Riders who hold their phone up to these panels will trigger one of Shettyʼs filmed interviews to appear on their screen, creating the visual of a fellow rider accompanying them on their journey and sharing their dreams in transit.
In her early conversations with SEPTA staff, Shetty learned about the challenges of decreased ridership after the pandemic and discovered many SEPTA spaces were closed during the pandemic and have not been reopened.

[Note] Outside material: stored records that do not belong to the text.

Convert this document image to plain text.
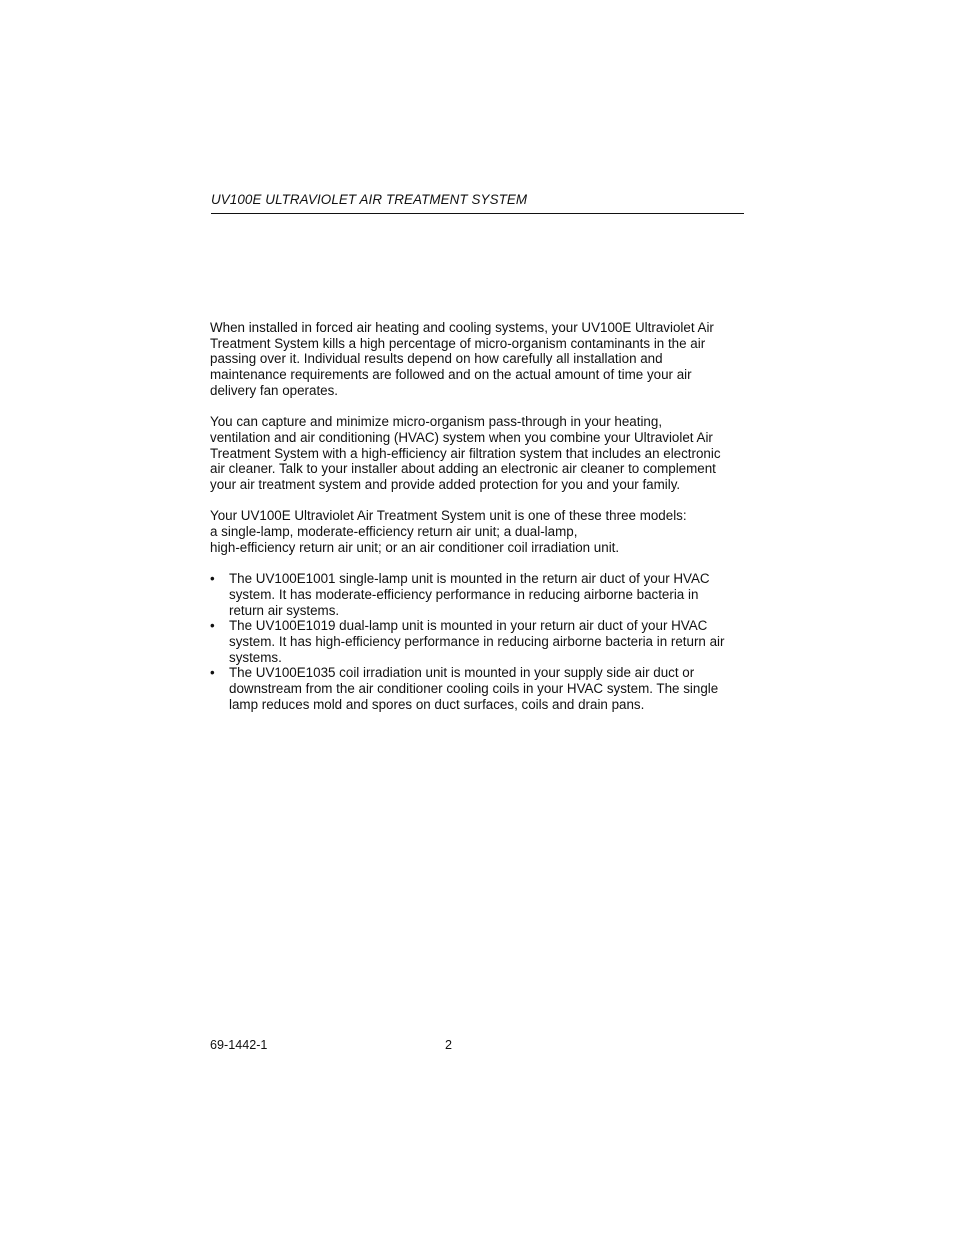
UV100E ULTRAVIOLET AIR TREATMENT SYSTEM

When installed in forced air heating and cooling systems, your UV100E Ultraviolet Air
Treatment System kills a high percentage of micro-organism contaminants in the air
passing over it. Individual results depend on how carefully all installation and
maintenance requirements are followed and on the actual amount of time your air
delivery fan operates.

You can capture and minimize micro-organism pass-through in your heating,
ventilation and air conditioning (HVAC) system when you combine your Ultraviolet Air
Treatment System with a high-efficiency air filtration system that includes an electronic
air cleaner. Talk to your installer about adding an electronic air cleaner to complement
your air treatment system and provide added protection for you and your family.

Your UV100E Ultraviolet Air Treatment System unit is one of these three models:
a single-lamp, moderate-efficiency return air unit; a dual-lamp,
high-efficiency return air unit; or an air conditioner coil irradiation unit.

• The UV100E1001 single-lamp unit is mounted in the return air duct of your HVAC
system. It has moderate-efficiency performance in reducing airborne bacteria in
return air systems.
• The UV100E1019 dual-lamp unit is mounted in your return air duct of your HVAC
system. It has high-efficiency performance in reducing airborne bacteria in return air
systems.
• The UV100E1035 coil irradiation unit is mounted in your supply side air duct or
downstream from the air conditioner cooling coils in your HVAC system. The single
lamp reduces mold and spores on duct surfaces, coils and drain pans.
69-1442-1	2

“I decided to focus my project on how to get people to reconnect with the joy of traveling on public transit and to celebrate some of the beautiful spaces, like the Oculus, that were shut down during the pandemic,” Shetty said. “I wanted to create connections between commuters and transit workers and to create a project that would do that through storytelling.”
Challenges During Creation
While Shetty learned more about the challenges facing SEPTA and the rest of the transit industry, there were also obstacles during the cultivation of “Philly Daydreams.”
One of the challenges for Shetty was logistical.
“I wanted to film everyone on a train, trolley, or bus to make it feel like we were traveling with the person telling their story,” she said. “This involved organizing shoots where the transit vehicles would be empty and stationary. We filmed in the shops at Fern Rock Transportation Center, 69th Street Station, and at the Midvale and Elmwood Bus Depots.”
The other challenge was the project's sheer scope and preparation for all the different stages.
“This is my most ambitious project to date, and at every stage, we were juggling many formats, platforms, and technologies,” Shetty said. “There is the installation and exhibition at the Oculus space below City Hall, which involves multi-channel video projection; the design and printing of the ‘Philly Daydreams’ car cards with QR codes that would trigger videos on all the transit lines, and finally preparing transcribed versions of the stories for SEPTAʻs short edition story kiosks.”
Shetty thanked her residency project managers, AlʻLee Floyd at SEPTA and Ginger Rudolph from Mural Arts, who organized and managed this project's complex logistics. “The support of Forman Arts Initiative staff was vital for the final shape and development of the project. It was undoubtedly a dream team,” Shetty added.
Takeaways from ‘Philly Daydreams’
Shetty said she is always thinking of ways technology can provide a stronger connection to nature and individuals.
“While traveling in public transit, I see everyone absorbed and scrolling on their phones, and I think it would be wonderful if the phone could instead be a tool to open up an art experience,” Shetty said. “There is something magical about holding up a phone to an image or QR code and having it trigger a video or a story.”
Shetty filmed all the featured artists, community leaders, and transit workers on buses, trains, and trolleys so that when people watch the stories, “it feels like they are riding along with the storytellers as fellow passengers.”
As Shetty worked with Forman Arts Initiative and Mural Arts to shape the final project, she started to explore a theme that would tie all the different layers of the project together.
“This is where I thought about how, for me, public transit lends itself to daydreaming – looking outside at the lights or the landscapes and letting your mind wander,” she added. “It becomes this special moment when you can transcend the boundaries of time and space and start envisioning and imagining. I thought of using the idea of daydreaming to enter people's stories and create connections between riders and transit workers.”